# Canola for Field Hunting



## beef (Aug 18, 2007)

Has anyone every field hunted in a canola field? Was out at the farm land this past weekend and all the Wheat/Barley/Corn Fields now have sunflowers and canola in them. Just wondering what your opinions are in hunting in a canola field for ducks/geese.

Any input would be great..


----------



## blhunter3 (May 5, 2007)

We use to raise canola for around 8 years and never once did I see ducks or geese go into it. I think that the stocks are too pointy for them to care to walk around in.


----------



## wildrice (Sep 11, 2007)

Canola, good for oil to dry fish, bad for field hunting

WR


----------



## speckline (Dec 13, 2008)

Never saw a duck in them. We did have one of the best Snow goose hunts in a canola field though! 104 in one day for two guys over decoys. Only time we have seen them in canola. FWIW!


----------



## Gildog (Jan 30, 2007)

ducks go for grain seeds like wheat, barley, and corn, and also will go for oilseeds like sunflowers and soybeans. Geese will go for grain (esp corn) but are more interested in the young re-growth of the waste grain sprouting after the field is harvested.

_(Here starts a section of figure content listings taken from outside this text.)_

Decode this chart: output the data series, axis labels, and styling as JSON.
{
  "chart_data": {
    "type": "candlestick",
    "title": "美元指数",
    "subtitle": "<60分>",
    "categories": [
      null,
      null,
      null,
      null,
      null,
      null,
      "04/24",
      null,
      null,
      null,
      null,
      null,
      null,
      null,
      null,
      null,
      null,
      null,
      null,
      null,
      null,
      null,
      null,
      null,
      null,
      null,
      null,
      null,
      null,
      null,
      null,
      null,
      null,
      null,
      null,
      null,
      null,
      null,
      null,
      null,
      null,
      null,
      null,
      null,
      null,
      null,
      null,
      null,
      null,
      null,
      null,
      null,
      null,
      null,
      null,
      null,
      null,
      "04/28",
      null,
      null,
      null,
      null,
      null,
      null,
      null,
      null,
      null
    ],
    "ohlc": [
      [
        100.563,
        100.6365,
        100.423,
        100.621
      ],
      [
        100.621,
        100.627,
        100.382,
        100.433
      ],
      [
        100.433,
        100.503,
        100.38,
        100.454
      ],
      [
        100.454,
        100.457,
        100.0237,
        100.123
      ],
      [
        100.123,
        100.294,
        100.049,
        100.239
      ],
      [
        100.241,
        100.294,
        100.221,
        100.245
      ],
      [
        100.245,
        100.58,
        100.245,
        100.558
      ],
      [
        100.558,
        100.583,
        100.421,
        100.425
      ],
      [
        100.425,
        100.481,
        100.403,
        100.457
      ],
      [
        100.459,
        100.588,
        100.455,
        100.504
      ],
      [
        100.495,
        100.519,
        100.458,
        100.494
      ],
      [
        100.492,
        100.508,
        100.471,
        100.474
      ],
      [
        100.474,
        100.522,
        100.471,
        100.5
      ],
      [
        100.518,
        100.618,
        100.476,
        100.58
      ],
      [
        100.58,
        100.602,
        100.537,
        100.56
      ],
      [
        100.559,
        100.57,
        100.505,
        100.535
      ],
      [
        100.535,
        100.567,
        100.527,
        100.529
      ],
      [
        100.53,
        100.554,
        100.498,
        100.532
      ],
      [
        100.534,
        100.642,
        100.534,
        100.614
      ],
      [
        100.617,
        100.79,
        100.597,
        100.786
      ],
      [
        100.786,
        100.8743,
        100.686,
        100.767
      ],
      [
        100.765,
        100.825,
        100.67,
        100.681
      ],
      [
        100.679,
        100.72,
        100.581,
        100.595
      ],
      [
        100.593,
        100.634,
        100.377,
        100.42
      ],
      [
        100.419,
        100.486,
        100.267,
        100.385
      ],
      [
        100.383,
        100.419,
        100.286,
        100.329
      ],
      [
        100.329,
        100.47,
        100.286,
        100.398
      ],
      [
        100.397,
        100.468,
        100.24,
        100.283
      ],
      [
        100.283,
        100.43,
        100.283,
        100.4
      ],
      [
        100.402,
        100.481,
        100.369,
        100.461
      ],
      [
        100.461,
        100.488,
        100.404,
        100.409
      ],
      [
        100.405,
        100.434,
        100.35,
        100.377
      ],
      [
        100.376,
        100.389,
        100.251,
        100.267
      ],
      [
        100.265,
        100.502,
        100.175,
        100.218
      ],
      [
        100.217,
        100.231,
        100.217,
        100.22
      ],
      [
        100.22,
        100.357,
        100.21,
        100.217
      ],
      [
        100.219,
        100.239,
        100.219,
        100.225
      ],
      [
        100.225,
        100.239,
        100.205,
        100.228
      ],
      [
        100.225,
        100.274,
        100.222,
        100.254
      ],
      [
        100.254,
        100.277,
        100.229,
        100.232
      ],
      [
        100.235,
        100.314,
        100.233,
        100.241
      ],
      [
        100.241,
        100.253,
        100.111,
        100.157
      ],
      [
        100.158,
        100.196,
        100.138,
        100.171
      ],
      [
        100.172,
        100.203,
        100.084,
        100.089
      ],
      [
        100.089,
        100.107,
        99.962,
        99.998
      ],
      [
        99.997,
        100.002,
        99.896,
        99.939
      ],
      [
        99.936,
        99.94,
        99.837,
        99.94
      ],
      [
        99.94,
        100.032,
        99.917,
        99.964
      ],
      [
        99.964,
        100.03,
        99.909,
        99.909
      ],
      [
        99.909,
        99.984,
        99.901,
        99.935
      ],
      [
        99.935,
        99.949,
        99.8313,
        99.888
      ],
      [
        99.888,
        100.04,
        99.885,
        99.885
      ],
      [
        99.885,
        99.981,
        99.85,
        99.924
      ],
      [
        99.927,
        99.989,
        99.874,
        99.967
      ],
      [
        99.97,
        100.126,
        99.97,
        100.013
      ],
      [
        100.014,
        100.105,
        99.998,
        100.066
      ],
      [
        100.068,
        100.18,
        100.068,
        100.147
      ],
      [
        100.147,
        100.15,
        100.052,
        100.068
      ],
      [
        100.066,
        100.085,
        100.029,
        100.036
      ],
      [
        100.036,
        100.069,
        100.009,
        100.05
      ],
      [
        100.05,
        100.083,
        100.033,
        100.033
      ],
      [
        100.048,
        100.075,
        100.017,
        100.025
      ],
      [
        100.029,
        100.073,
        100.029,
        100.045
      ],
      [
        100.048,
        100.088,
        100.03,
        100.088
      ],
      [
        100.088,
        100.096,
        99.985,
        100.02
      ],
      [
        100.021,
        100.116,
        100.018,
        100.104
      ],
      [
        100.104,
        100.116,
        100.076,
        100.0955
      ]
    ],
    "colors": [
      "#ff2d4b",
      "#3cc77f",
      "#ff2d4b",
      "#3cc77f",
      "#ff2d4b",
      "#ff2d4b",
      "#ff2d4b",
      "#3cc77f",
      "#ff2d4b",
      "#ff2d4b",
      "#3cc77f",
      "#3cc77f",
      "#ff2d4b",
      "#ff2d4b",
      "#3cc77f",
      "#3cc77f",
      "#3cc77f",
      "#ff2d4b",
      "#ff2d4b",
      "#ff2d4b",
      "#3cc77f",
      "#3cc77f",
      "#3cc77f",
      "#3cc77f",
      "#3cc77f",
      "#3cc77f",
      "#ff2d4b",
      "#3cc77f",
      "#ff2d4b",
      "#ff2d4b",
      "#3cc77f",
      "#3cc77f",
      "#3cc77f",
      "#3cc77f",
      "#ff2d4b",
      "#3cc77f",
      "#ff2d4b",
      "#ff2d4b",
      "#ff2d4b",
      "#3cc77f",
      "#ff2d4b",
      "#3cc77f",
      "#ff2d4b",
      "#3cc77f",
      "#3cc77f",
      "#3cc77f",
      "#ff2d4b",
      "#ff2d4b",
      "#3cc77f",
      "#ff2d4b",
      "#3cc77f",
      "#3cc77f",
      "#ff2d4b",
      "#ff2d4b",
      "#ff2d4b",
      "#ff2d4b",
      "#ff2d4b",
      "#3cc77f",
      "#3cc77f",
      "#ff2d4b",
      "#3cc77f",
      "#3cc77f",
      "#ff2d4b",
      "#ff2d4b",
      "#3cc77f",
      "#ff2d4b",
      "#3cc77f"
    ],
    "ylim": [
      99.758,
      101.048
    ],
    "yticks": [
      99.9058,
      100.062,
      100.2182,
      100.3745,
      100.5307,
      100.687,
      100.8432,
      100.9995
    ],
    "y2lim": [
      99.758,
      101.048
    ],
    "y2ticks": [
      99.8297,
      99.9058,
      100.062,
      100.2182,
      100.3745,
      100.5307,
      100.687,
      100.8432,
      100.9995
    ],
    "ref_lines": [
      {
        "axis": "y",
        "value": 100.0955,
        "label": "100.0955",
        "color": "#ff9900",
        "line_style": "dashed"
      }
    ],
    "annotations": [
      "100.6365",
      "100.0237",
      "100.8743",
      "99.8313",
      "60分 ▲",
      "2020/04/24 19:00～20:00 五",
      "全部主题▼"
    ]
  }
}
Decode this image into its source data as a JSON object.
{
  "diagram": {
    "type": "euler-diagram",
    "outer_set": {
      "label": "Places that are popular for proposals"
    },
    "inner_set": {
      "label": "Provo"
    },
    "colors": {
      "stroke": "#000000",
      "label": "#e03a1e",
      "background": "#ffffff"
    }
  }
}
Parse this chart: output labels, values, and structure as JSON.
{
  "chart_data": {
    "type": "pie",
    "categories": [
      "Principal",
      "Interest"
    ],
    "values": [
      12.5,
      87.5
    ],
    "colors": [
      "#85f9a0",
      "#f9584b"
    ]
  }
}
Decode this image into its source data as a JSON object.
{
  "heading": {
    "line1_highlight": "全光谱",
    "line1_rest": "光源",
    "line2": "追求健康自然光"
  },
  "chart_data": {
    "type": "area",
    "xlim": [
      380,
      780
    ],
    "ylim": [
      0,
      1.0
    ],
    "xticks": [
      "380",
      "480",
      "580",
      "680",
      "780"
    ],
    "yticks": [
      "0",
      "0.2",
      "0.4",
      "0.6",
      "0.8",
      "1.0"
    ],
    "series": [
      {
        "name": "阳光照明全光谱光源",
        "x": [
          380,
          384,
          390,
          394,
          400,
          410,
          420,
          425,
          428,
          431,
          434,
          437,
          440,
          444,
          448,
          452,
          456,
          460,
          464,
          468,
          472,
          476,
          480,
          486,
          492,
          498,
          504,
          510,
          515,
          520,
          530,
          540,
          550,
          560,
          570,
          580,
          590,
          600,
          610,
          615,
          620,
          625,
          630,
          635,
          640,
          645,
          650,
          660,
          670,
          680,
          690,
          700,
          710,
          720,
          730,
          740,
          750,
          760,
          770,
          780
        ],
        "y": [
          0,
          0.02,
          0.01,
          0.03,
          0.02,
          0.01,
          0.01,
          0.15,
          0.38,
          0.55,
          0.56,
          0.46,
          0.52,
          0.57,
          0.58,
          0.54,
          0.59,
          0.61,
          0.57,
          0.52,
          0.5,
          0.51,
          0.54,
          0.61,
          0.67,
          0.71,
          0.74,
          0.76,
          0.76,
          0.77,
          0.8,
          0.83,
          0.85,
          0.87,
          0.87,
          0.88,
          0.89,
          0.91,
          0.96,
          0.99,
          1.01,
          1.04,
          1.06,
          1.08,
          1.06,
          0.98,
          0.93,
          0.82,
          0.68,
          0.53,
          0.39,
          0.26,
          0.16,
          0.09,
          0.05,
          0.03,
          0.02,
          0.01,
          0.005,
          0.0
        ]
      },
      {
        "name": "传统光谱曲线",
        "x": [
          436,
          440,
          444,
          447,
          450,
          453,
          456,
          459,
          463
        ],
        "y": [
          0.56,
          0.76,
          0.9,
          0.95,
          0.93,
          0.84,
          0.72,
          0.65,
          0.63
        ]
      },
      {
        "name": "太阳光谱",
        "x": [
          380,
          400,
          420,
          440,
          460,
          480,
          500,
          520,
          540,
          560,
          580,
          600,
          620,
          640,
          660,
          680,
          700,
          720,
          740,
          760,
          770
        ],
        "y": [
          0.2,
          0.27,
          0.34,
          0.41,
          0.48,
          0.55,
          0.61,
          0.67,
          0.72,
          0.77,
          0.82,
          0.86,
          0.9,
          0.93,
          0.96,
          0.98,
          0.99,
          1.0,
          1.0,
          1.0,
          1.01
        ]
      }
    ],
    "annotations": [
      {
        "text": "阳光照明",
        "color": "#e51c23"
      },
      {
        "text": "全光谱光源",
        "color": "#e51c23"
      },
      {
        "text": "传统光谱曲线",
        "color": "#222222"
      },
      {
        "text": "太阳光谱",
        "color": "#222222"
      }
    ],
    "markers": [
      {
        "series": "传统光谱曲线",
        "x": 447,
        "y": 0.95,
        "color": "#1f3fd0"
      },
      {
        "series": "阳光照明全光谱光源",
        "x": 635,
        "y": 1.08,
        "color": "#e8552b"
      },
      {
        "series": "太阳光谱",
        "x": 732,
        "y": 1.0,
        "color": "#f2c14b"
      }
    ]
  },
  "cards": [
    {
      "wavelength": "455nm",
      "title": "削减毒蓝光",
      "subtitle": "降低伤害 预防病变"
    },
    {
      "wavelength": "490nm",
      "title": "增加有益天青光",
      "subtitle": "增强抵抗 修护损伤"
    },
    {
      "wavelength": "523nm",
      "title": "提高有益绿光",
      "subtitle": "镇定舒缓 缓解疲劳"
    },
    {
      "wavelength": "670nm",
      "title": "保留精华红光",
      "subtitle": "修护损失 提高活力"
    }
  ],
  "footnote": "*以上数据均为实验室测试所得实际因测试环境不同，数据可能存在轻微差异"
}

there isn't usually any grass in a canola field (no waste grain to sprout, and the grass weeds were killed by spraying) and the canola seeds are very small so unless there is a spilled pile on the ground they would be very hard to find.

no food = no birds = find somewhere else this year.

now, you might want to bowhunt before the field is harvested, since deer love canola


----------



## jcnelsn1 (Oct 28, 2008)

Doves love the canola too.


----------



## blhunter3 (May 5, 2007)

There is a ton of waste grain with canola. Its just so small that the bigger birds have a hard time finding it. Volenteer canola is one of the worst weeds to get rid of.


----------



## nodakoutdoors.com (Feb 27, 2002)

jcnelsn1 said:


> Doves love the canola too.


Ditto


----------



## okoutlaw (Dec 21, 2008)

I went out last weekend to scout a flock that I had been hunting for a couple weeks and ended up watching another group of hunters hammer the crap out of em in a canola field. Ruined my plan for the next day but it looked like they were havin a hell of a time.


----------



## blhunter3 (May 5, 2007)

Sure it was canola, and not flax?


----------



## okoutlaw (Dec 21, 2008)

well I'm no farmer But it was greenish yellow stubble that had sharp tips where it was cut. Pretty sure thats canola. I had actually seen the geese out in that field and in the one across the road the week before and thought it was a little strange.


----------